President Joe Biden’s Supreme Court commission is split over whether adding justices to the bench is a “wise” decision, according to a new report.
“As a legal matter, we conclude that Congress has broad power to structure the Supreme Court by expanding (or contracting) the number of Justices,” the report reads.
It continues, “The prudential question is more difficult, and Commissioners are divided on whether Court expansion would be wise.”
The report notes there are some commissioners who conclude that expanding the court “is likely to undermine, rather than enhance, the Supreme Court’s legitimacy and its role in the constitutional system, and there are significant reasons to be skeptical that expansion would serve democratic values.”
According to the commission, it has also raised “some tentative concerns about how expansion of the Supreme Court might be received in the broader domestic and international community.”
Additionally, the commission suggested the risks of court expansion are “considerable,” adding, “It could undermine the very goal of some of its proponents of restoring the Court’s legitimacy.”
The commissioners argued there are reasons “to doubt that Court expansion necessarily would produce benefits in terms of diversity of efficiency.”
They added, “There is no guarantee that a larger Court would be drawn from a more diverse group of individuals. And a larger court may be less efficient than the current complement of justices.”
Still, there are some commissioners who “believe that the nation has reached (or is on the verge of) just such a point of crisis, thus justifying serious consideration of either immediate or perhaps gradual expansion.”
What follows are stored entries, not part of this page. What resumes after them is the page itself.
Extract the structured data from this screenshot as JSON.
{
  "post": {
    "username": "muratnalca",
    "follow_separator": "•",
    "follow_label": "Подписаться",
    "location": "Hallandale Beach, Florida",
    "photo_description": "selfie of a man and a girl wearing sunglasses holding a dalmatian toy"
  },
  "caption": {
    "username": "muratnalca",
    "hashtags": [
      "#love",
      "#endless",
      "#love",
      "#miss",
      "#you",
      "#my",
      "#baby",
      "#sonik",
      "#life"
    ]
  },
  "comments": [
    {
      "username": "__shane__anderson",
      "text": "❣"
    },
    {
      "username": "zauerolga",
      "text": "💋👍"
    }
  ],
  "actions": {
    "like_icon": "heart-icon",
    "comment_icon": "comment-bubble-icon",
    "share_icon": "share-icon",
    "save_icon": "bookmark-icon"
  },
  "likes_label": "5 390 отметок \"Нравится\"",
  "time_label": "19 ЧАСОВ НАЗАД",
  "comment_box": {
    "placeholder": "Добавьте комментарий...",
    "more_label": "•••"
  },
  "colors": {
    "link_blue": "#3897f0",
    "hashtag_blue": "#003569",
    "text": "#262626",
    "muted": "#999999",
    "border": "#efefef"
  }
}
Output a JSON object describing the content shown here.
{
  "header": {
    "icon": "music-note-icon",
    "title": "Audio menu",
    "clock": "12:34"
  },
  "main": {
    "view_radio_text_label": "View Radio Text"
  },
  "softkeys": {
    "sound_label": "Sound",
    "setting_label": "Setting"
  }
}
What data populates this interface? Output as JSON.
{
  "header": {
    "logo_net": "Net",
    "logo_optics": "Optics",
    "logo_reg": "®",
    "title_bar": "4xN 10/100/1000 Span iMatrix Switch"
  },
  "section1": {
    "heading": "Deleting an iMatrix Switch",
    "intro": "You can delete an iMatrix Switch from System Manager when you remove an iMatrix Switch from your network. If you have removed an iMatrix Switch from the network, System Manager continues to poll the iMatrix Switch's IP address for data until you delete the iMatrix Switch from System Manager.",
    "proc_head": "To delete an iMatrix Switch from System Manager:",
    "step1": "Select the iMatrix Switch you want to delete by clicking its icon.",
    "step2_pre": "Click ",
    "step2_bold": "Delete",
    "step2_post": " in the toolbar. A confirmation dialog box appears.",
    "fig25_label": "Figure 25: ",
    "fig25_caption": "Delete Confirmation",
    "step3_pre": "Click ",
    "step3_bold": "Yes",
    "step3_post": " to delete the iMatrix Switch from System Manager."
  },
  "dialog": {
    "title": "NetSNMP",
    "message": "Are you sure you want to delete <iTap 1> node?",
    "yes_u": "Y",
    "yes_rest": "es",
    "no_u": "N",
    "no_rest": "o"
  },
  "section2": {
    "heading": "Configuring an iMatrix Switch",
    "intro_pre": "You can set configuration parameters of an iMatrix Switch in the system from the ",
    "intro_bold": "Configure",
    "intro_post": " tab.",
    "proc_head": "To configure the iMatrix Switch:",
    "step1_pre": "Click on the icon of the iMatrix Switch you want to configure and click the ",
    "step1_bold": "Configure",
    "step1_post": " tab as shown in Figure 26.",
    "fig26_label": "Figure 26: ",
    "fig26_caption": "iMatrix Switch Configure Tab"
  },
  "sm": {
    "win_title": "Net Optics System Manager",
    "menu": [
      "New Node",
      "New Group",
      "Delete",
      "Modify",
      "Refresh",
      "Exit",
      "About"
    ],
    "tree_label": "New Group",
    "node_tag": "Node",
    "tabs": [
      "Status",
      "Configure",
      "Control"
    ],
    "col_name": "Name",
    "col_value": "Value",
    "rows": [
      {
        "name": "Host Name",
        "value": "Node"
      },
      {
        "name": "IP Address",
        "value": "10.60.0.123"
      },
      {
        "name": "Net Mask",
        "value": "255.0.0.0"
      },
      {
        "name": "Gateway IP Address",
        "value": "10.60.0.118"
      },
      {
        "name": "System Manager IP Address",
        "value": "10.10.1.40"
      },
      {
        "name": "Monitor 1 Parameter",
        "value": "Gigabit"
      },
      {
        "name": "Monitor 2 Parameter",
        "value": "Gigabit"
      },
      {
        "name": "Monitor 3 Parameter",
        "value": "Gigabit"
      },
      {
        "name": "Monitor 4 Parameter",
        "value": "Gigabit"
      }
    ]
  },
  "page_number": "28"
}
White House Press Secretary Jen Psaki said during Wednesday’s press briefing the administration is “not going to comment on it — or the President wouldn’t comment on it — until a report is final and he has the chance to review it at that period of time.”
In April, Biden ordered the creation of the commission to study potential reforms of the court. The White House said in a statement, “The Commission’s purpose is to provide an analysis of the principal arguments in the contemporary public debate for and against Supreme Court reform.”
The commission is made up of a bipartisan group of legal scholars, former federal judges and lawyers who have gone before the court.